Çok para kazanmak servet biriktirmek onların geleceğini aydınlatır mı? Biriktirdiğiniz mal, para onları bu bataklıktan kurtarmaya yeter mi? Yetmez!.. Üstelik hayat sadece geçici olan bu dünya da değil. Ömür sınırlı hayat kısa asıl hayat ahiret hayatı elhamdüllah buna iman etmiş insanlarız. O zaman biz neslimize ve çocuklarımıza sahip çıkamazsak iki dünyamızı da mahvetmiş oluruz. Malımız mülkümüz, makamımız ve kariyerimiz bizi bu ızdıraptan kurtarabilir mi? Sanmıyorum!

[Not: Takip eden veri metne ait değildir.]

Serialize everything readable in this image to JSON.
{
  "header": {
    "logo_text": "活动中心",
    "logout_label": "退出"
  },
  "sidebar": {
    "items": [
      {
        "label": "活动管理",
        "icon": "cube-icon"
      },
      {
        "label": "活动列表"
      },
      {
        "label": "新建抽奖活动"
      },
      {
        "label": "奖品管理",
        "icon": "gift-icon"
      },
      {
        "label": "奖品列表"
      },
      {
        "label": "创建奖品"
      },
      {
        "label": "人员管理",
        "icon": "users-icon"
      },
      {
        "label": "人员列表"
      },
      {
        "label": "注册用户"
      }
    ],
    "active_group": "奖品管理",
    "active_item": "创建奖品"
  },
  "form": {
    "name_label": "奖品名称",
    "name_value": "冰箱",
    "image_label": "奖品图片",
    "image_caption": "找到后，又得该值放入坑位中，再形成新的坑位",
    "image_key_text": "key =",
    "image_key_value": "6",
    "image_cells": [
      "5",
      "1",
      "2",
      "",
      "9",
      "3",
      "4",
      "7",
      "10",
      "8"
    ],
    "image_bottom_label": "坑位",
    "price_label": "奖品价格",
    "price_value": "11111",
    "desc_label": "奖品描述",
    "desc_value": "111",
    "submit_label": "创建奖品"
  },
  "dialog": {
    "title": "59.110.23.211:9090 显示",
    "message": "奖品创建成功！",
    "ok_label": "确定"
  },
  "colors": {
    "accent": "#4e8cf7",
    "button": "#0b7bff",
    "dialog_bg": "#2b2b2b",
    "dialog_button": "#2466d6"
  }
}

Kendimizi bu bataklıktan çekip alalım derken; ailenizi ve çocuklarınızı da bu bataklıktan çekip alın, kurtarın diyoruz. Nasıl mı? Sevgiyle muhabbetle ve dostça... Milli ve manevi değerlerle onları yoğurarak, iyi ahlaklı arkadaşlar edindirerek, hayatının her alanını takip edip onları zararlı ve kötü alışkanlıklardan koruyarak!... Nasıl ki bir ürünü almak için iyi tohum eker, sular bakımını yapar ve üzerine titreyerek yetiştirirsek; çocuklarımızı da aynı anlayışlı severek, değer vererek ve manevi duygularla besleyerek yetiştirmek zorundayız. İşte o zaman bu çocuklar bizim çocuklarımız olur ve geleceğimizi de korurlar; bu cennet vatanı onlara biz de gururla devredebiliriz!.. Çok yazık ki bir çok aile çocuklarını “yılkı atları gibi” başı boş bırakıp sokağa salıveriyor!... Bunun hesabını hiç birimiz veremeyiz. Onlar bizim teminatımız, hazinemiz, geleceğimiz ve cennetimizdir unutmayalım!...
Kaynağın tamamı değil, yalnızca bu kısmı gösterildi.